The integration of high precision measurements in the cohort will allow for both the precise characterisation of selected aspects of nutritional status, the measurement its longitudinal development and the identification of relevant health associations to inform future interventions and to identify and discover novel risk factors and health associations. This will expand the knowledge base for nutritional sciences, promoting discoveries, but also, by employing reference methods, allowing for overcoming long-standing controversies in the nutrition field.

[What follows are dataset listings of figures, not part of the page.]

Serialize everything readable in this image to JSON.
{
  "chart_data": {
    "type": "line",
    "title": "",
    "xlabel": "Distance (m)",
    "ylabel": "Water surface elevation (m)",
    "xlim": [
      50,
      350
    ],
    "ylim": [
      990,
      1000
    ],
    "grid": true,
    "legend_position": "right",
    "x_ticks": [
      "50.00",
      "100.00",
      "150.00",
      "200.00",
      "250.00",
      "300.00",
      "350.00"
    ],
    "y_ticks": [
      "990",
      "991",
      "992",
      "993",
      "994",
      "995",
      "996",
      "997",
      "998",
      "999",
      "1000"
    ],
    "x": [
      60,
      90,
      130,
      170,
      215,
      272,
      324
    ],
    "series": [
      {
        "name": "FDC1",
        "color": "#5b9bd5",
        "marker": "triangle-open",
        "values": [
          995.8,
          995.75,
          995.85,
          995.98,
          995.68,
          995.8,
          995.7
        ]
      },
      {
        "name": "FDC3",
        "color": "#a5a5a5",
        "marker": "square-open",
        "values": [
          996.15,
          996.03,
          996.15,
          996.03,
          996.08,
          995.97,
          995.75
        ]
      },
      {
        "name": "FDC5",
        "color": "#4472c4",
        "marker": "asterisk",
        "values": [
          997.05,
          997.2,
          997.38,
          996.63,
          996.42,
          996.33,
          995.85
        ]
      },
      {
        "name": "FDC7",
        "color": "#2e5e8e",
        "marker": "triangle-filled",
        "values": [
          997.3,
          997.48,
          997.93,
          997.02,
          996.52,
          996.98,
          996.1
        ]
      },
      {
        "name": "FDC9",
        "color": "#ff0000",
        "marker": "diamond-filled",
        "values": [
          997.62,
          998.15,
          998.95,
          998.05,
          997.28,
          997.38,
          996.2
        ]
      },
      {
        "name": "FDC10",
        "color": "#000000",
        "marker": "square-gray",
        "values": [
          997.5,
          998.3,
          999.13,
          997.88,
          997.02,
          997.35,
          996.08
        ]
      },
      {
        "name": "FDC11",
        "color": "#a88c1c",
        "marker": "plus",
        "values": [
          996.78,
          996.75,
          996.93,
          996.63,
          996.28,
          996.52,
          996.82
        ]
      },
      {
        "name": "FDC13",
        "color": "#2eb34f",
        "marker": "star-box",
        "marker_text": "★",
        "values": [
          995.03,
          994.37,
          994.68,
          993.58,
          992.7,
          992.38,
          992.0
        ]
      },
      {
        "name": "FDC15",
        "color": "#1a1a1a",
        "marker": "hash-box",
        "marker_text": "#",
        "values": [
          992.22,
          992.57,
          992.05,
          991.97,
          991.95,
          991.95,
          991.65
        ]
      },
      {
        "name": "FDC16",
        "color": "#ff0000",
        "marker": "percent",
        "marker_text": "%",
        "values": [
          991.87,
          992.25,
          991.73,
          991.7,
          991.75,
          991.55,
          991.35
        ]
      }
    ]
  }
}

Although public health and PN appears at first to follow two opposite strategies with regards to the number of persons targeted by research, namely entire populations v. the individual, the public health nature of a Swiss cohort can indeed be fostered through PN by targeting large groups of consumers. PN advice can be targeted to consumer clusters with specific dietary patterns with a potential impact on health(Reference San-Cristobal, Navas-Carretero and Celis-Morales189) or to groups of citizens in living specific geographical areas or specific environments(Reference Tsiampalis, Faka and Psaltopoulou190). PN will thus contribute to an increased credibility of the nutritional sciences with the public and to an overall advancement of public health.
Acknowledgements
The co-authors are members of the Swiss Research Network – Healthy Nutrition whose mission is to bundle and strengthen nutritional research in Switzerland. Swiss Research Network-Healthy Nutrition is organised in seven working groups covering all aspects of nutritional research, including food and diet characterisation, mechanisms and physiology, epidemiology, interventions, consumer sciences, life cycle assessment, and translation.
The authors are financed by their own institutions.
All authors wrote and/or critically revised the manuscript.
The authors declare no conflicts of interest.